VLC is one of the most popular video applications because it plays almost any format you use. Fans will be happy to hear that VLC 4 will offer a more modern look in the app in the coming months.
The team behind it is also considering the possibility of adopting a Plex-style business model to ensure the future of the app, and is planning a moon shot – literally …
Protocol has a piece that looks at both the past and future of VLC, starting with the history of the app.
The student staff who run the campus network of the École Centrale Paris had a problem. The university’s Token Ring network has become far too slow for students living on campus. For years, technology has done its job, providing access to email and newsgroups. But by the mid-90s, students wanted more. They wanted to download files, browse the internet and especially play Duke Nukem 3D, which was impossible for the aging network architecture.
However, the university could not provide a network update. In urgent need of an outside sponsor, the students entered into an agreement with a major French broadcaster, who wanted to use the campus site as a test bed for an early version of TV delivery on IP. The idea: Instead of equipping each dormitory with its own satellite dish and set-top box, students would find a way to stream TV signals over their local network.
‘The aim of the project was to show that you could send the satellite supply and decode again [it] on normal machines, which would cost much less, ”said Jean-Baptiste Kempf, president of VideoLAN. To achieve this, students developed a video server and a playback app, then called VideoLAN Client. The project went awry as students graduated, and eventually the team behind it decided to open-source it.
It was the Mac that led to the first significant increase in usage.
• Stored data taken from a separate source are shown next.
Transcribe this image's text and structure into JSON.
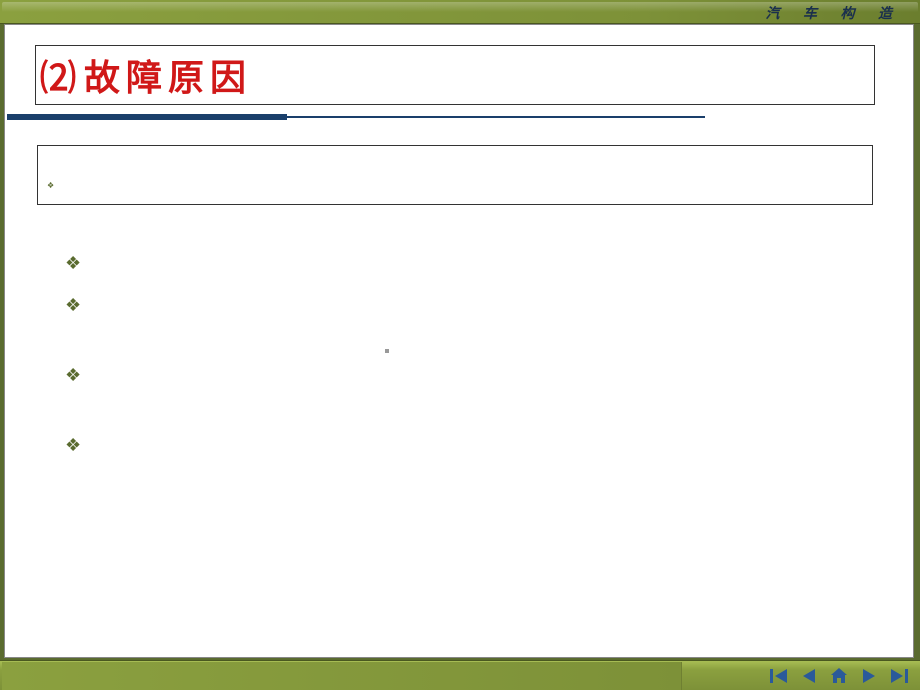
{
  "header": {
    "brand_text": "汽 车 构 造"
  },
  "title": {
    "number": "⑵",
    "text": "故障原因"
  },
  "bullets": {
    "items": [
      {
        "marker": "❖",
        "text": ""
      },
      {
        "marker": "❖",
        "text": ""
      },
      {
        "marker": "❖",
        "text": ""
      },
      {
        "marker": "❖",
        "text": ""
      }
    ],
    "sub_marker": "❖"
  },
  "nav": {
    "first": "first",
    "prev": "previous",
    "home": "home",
    "next": "next",
    "last": "last"
  },
  "colors": {
    "accent": "#5a6b2f",
    "title_red": "#d01818",
    "underline_blue": "#1a3f6b",
    "nav_blue": "#2a5a9a"
  }
}
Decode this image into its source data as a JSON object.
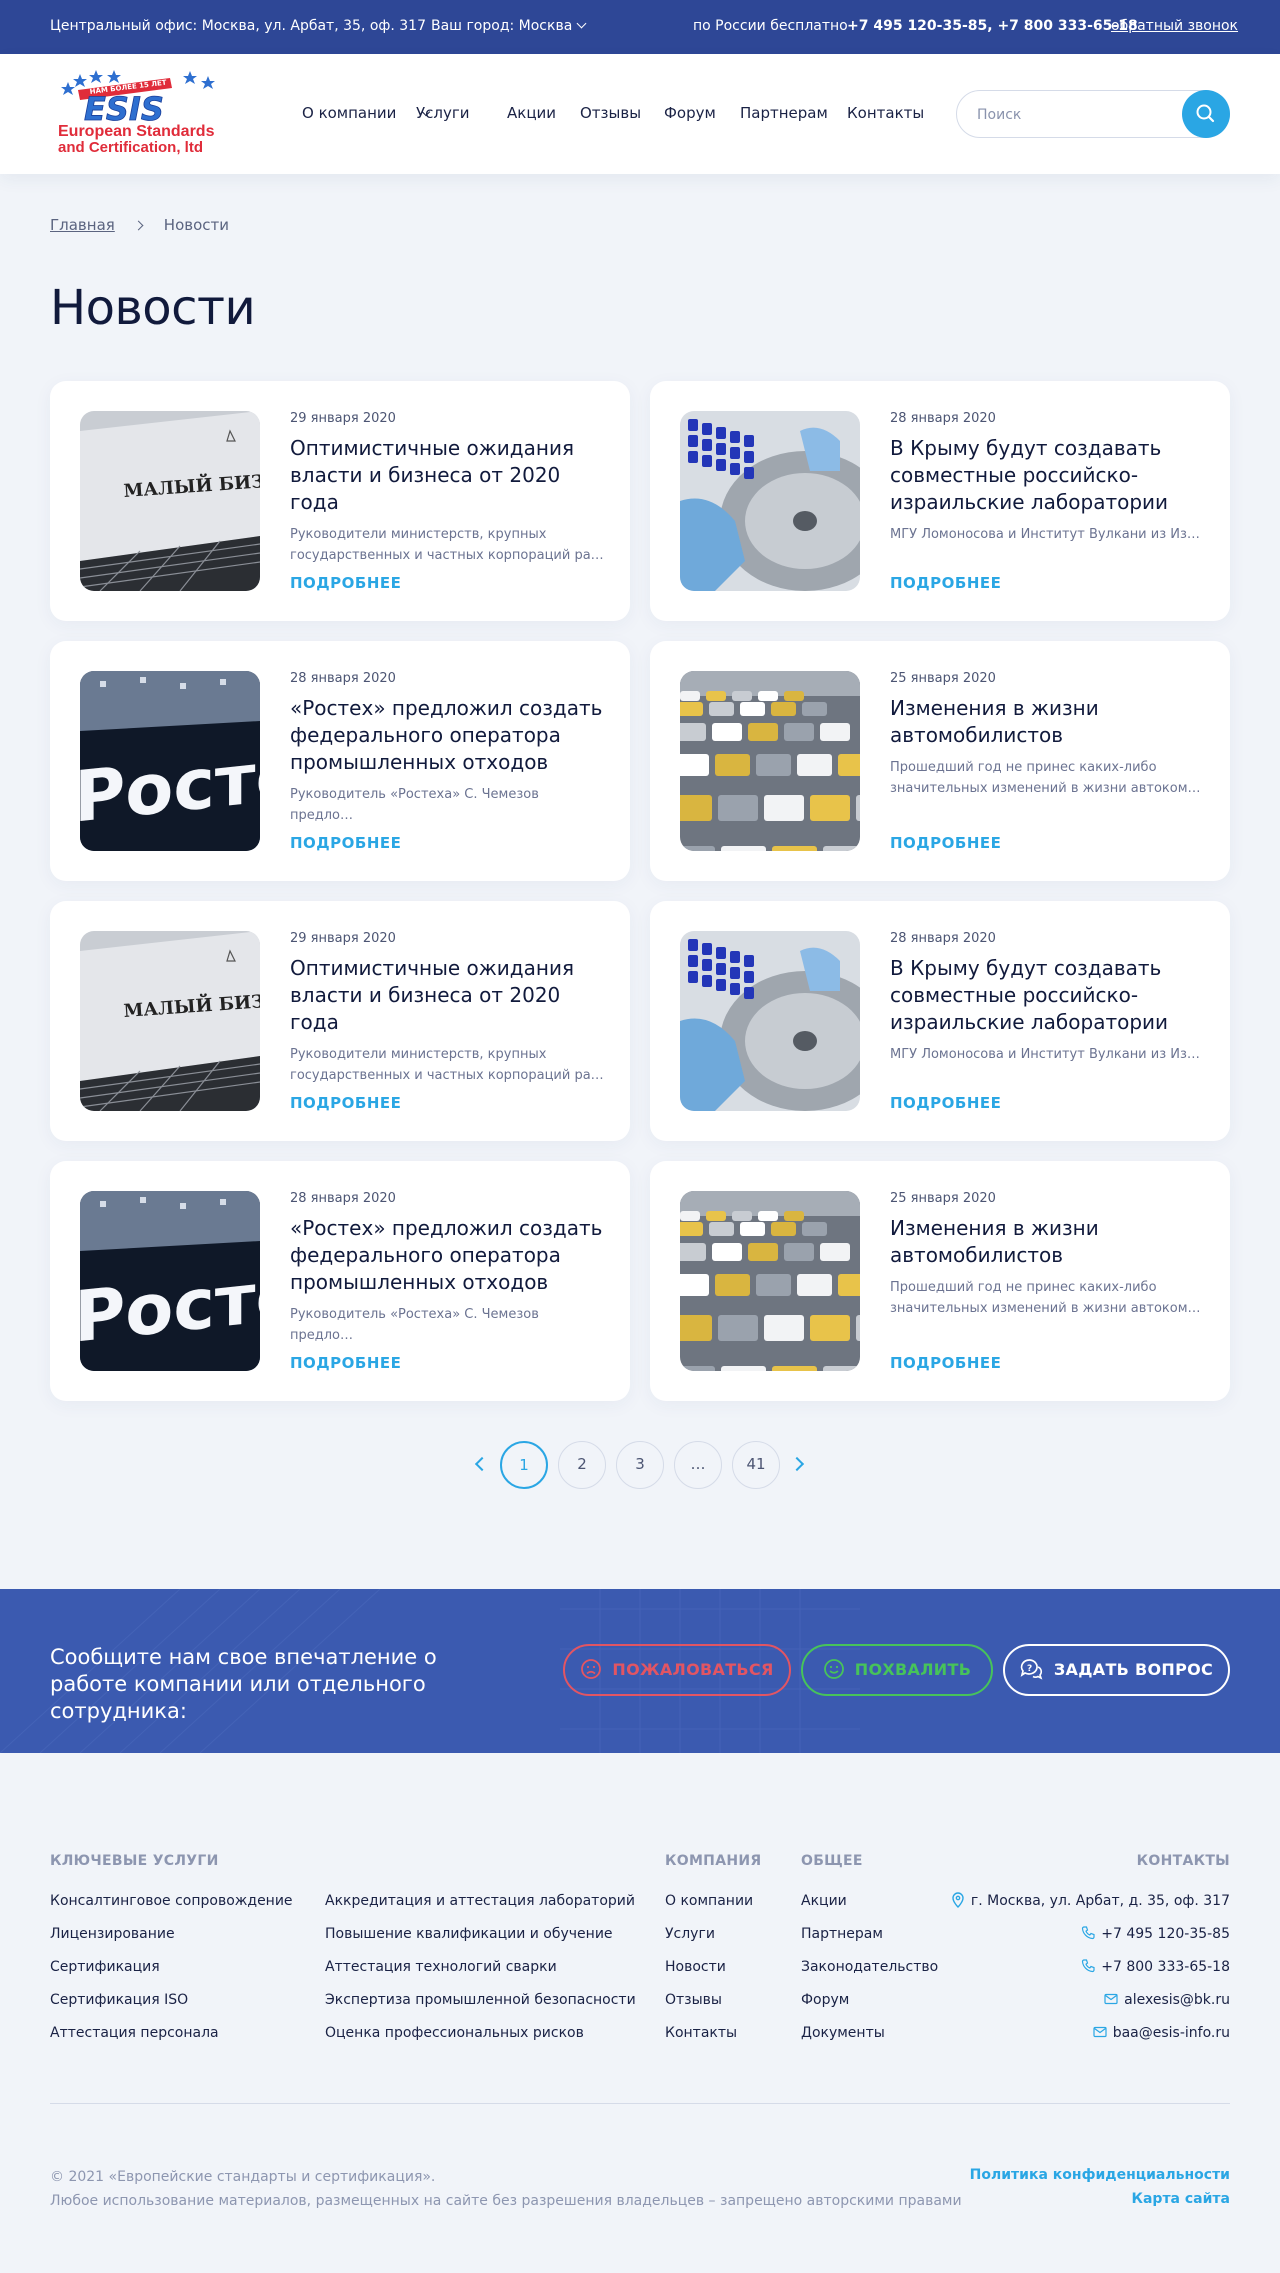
{
  "topbar": {
    "office": "Центральный офис: Москва, ул. Арбат, 35, оф. 317",
    "city": "Ваш город: Москва",
    "free_label": "по России бесплатно",
    "phones": "+7 495 120-35-85, +7 800 333-65-18",
    "callback": "обратный звонок"
  },
  "logo": {
    "badge": "НАМ БОЛЕЕ 15 ЛЕТ",
    "brand": "ESIS",
    "line1": "European Standards",
    "line2": "and Certification, ltd"
  },
  "nav": {
    "about": "О компании",
    "services": "Услуги",
    "promo": "Акции",
    "reviews": "Отзывы",
    "forum": "Форум",
    "partners": "Партнерам",
    "contacts": "Контакты"
  },
  "search": {
    "placeholder": "Поиск"
  },
  "breadcrumb": {
    "home": "Главная",
    "current": "Новости"
  },
  "page_title": "Новости",
  "news": [
    {
      "date": "29 января 2020",
      "title": "Оптимистичные ожидания власти и бизнеса от 2020 года",
      "desc": "Руководители министерств, крупных государственных и частных корпораций ра…",
      "more": "ПОДРОБНЕЕ",
      "image": "business-sign",
      "image_text": "МАЛЫЙ БИЗНЕС"
    },
    {
      "date": "28 января 2020",
      "title": "В Крыму будут создавать совместные российско-израильские лаборатории",
      "desc": "МГУ Ломоносова и Институт Вулкани из Из…",
      "more": "ПОДРОБНЕЕ",
      "image": "lab-centrifuge"
    },
    {
      "date": "28 января 2020",
      "title": "«Ростех» предложил создать федерального оператора промышленных отходов",
      "desc": "Руководитель «Ростеха» С. Чемезов предло…",
      "more": "ПОДРОБНЕЕ",
      "image": "rostec-sign",
      "image_text": "Ростех"
    },
    {
      "date": "25 января 2020",
      "title": "Изменения в жизни автомобилистов",
      "desc": "Прошедший год не принес каких-либо значительных изменений в жизни автоком…",
      "more": "ПОДРОБНЕЕ",
      "image": "traffic-jam"
    },
    {
      "date": "29 января 2020",
      "title": "Оптимистичные ожидания власти и бизнеса от 2020 года",
      "desc": "Руководители министерств, крупных государственных и частных корпораций ра…",
      "more": "ПОДРОБНЕЕ",
      "image": "business-sign",
      "image_text": "МАЛЫЙ БИЗНЕС"
    },
    {
      "date": "28 января 2020",
      "title": "В Крыму будут создавать совместные российско-израильские лаборатории",
      "desc": "МГУ Ломоносова и Институт Вулкани из Из…",
      "more": "ПОДРОБНЕЕ",
      "image": "lab-centrifuge"
    },
    {
      "date": "28 января 2020",
      "title": "«Ростех» предложил создать федерального оператора промышленных отходов",
      "desc": "Руководитель «Ростеха» С. Чемезов предло…",
      "more": "ПОДРОБНЕЕ",
      "image": "rostec-sign",
      "image_text": "Ростех"
    },
    {
      "date": "25 января 2020",
      "title": "Изменения в жизни автомобилистов",
      "desc": "Прошедший год не принес каких-либо значительных изменений в жизни автоком…",
      "more": "ПОДРОБНЕЕ",
      "image": "traffic-jam"
    }
  ],
  "pagination": {
    "pages": [
      "1",
      "2",
      "3",
      "…",
      "41"
    ],
    "current": "1"
  },
  "banner": {
    "text": "Сообщите нам свое впечатление о работе компании или отдельного сотрудника:",
    "complain": "ПОЖАЛОВАТЬСЯ",
    "praise": "ПОХВАЛИТЬ",
    "ask": "ЗАДАТЬ ВОПРОС"
  },
  "footer": {
    "services_heading": "КЛЮЧЕВЫЕ УСЛУГИ",
    "services_col1": [
      "Консалтинговое сопровождение",
      "Лицензирование",
      "Сертификация",
      "Сертификация ISO",
      "Аттестация персонала"
    ],
    "services_col2": [
      "Аккредитация и аттестация лабораторий",
      "Повышение квалификации и обучение",
      "Аттестация технологий сварки",
      "Экспертиза промышленной безопасности",
      "Оценка профессиональных рисков"
    ],
    "company_heading": "КОМПАНИЯ",
    "company": [
      "О компании",
      "Услуги",
      "Новости",
      "Отзывы",
      "Контакты"
    ],
    "general_heading": "ОБЩЕЕ",
    "general": [
      "Акции",
      "Партнерам",
      "Законодательство",
      "Форум",
      "Документы"
    ],
    "contacts_heading": "КОНТАКТЫ",
    "address": "г. Москва, ул. Арбат, д. 35, оф. 317",
    "phone1": "+7 495 120-35-85",
    "phone2": "+7 800 333-65-18",
    "email1": "alexesis@bk.ru",
    "email2": "baa@esis-info.ru",
    "copyright": "© 2021 «Европейские стандарты и сертификация».",
    "rights": "Любое использование материалов, размещенных на сайте без разрешения владельцев – запрещено авторскими правами",
    "privacy": "Политика конфиденциальности",
    "sitemap": "Карта сайта"
  },
  "colors": {
    "topbar": "#2e4796",
    "accent": "#2aa6e4",
    "banner": "#3b5ab0",
    "complain": "#e25563",
    "praise": "#47c35a"
  }
}
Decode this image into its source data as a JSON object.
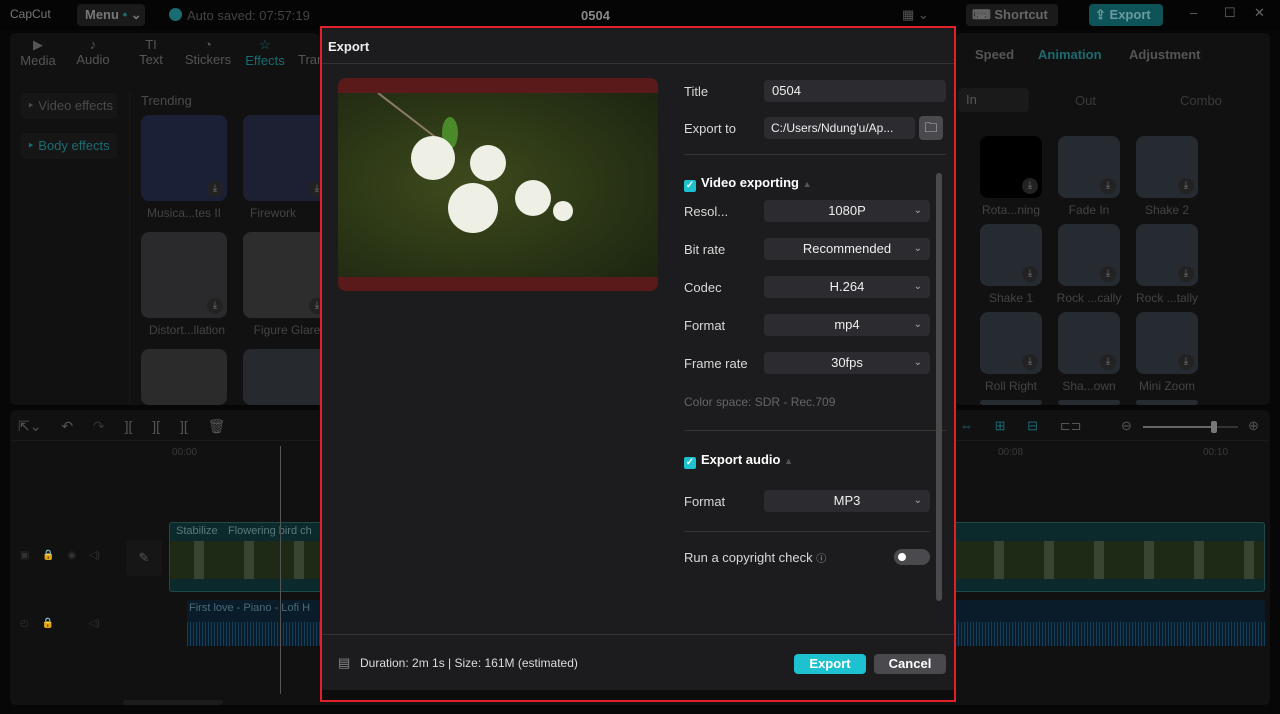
{
  "app": {
    "logo": "CapCut",
    "menu": "Menu",
    "autosave": "Auto saved: 07:57:19",
    "project_title": "0504",
    "shortcut": "Shortcut",
    "export": "Export"
  },
  "media_tabs": [
    {
      "label": "Media",
      "icon": "media-icon"
    },
    {
      "label": "Audio",
      "icon": "audio-icon"
    },
    {
      "label": "Text",
      "icon": "text-icon"
    },
    {
      "label": "Stickers",
      "icon": "sticker-icon"
    },
    {
      "label": "Effects",
      "icon": "effects-icon"
    },
    {
      "label": "Tran",
      "icon": "transition-icon"
    }
  ],
  "effects_sidebar": [
    "Video effects",
    "Body effects"
  ],
  "trending": {
    "heading": "Trending",
    "items": [
      "Musica...tes II",
      "Firework",
      "Distort...llation",
      "Figure Glare"
    ]
  },
  "right_panel": {
    "tabs": [
      "Speed",
      "Animation",
      "Adjustment"
    ],
    "subtabs": [
      "In",
      "Out",
      "Combo"
    ],
    "items": [
      "Rota...ning",
      "Fade In",
      "Shake 2",
      "Shake 1",
      "Rock ...cally",
      "Rock ...tally",
      "Roll Right",
      "Sha...own",
      "Mini Zoom"
    ]
  },
  "timeline": {
    "ruler": [
      "00:00",
      "00:08",
      "00:10"
    ],
    "video_clip": {
      "tag": "Stabilize",
      "name": "Flowering bird ch"
    },
    "audio_clip": "First love - Piano - Lofi H",
    "zoom_level": 0.75
  },
  "dialog": {
    "title": "Export",
    "title_label": "Title",
    "title_value": "0504",
    "export_to_label": "Export to",
    "export_to_value": "C:/Users/Ndung'u/Ap...",
    "video_section": "Video exporting",
    "video_fields": [
      {
        "label": "Resol...",
        "value": "1080P"
      },
      {
        "label": "Bit rate",
        "value": "Recommended"
      },
      {
        "label": "Codec",
        "value": "H.264"
      },
      {
        "label": "Format",
        "value": "mp4"
      },
      {
        "label": "Frame rate",
        "value": "30fps"
      }
    ],
    "color_space": "Color space: SDR - Rec.709",
    "audio_section": "Export audio",
    "audio_fields": [
      {
        "label": "Format",
        "value": "MP3"
      }
    ],
    "copyright": "Run a copyright check",
    "copyright_enabled": false,
    "footer_info": "Duration: 2m 1s | Size: 161M (estimated)",
    "export_btn": "Export",
    "cancel_btn": "Cancel"
  },
  "colors": {
    "accent": "#1ec1d0",
    "highlight_border": "#e0212a"
  }
}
Weeks after VLC was released as open source in 2001, a developer in the Netherlands transferred it to MacOS, causing the first real usage spike. Apple’s initial versions of OS X do not have a built-in app for DVD players, and early adoption of the new system flows to VLC as a replacement.
Popular because VLC remains, it is not exactly known for a nice or modern user interface. But Jean-Baptiste Kempf, chairman of VideoLAN, says it’s about to change.
Twenty years after the first open source release, the app is just as popular as ever, with between 800,000 and 1 million downloads every day. In addition to the computer versions, there are now also official VLC programs for iOS, Android, Apple TV, Android TV and Chrome OS, among others. And in the coming months, VideoLAN will release VLC 4.0, with a revamped UI. “We changed the interface to be a little more modern,” Kempf said.
The team has always turned down offers to commercialize the app, but is now considering one possible way to secure the future of VLC.
Kempf points to Plex and its ad-supported video services as one model to learn from. “This is something that could work for VLC,” he said.
Oh, and that moon shot …
Videolan also plans to celebrate its twentieth anniversary this year, starting with a literal lunar shot: The team wants to place a video time capsule aboard the first commercial lunar aircraft later this year, asking VLC users to submit their own videos. “There are a lot of people in the VideoLAN community who actually like space,” Kempf said. ‘We have SpaceX fans, hard fanboys’ […] “The moon thing is absolutely idiotic, but it’s so much fun.”
There is no word yet on the release date for VLC 4, but keep an eye on this space.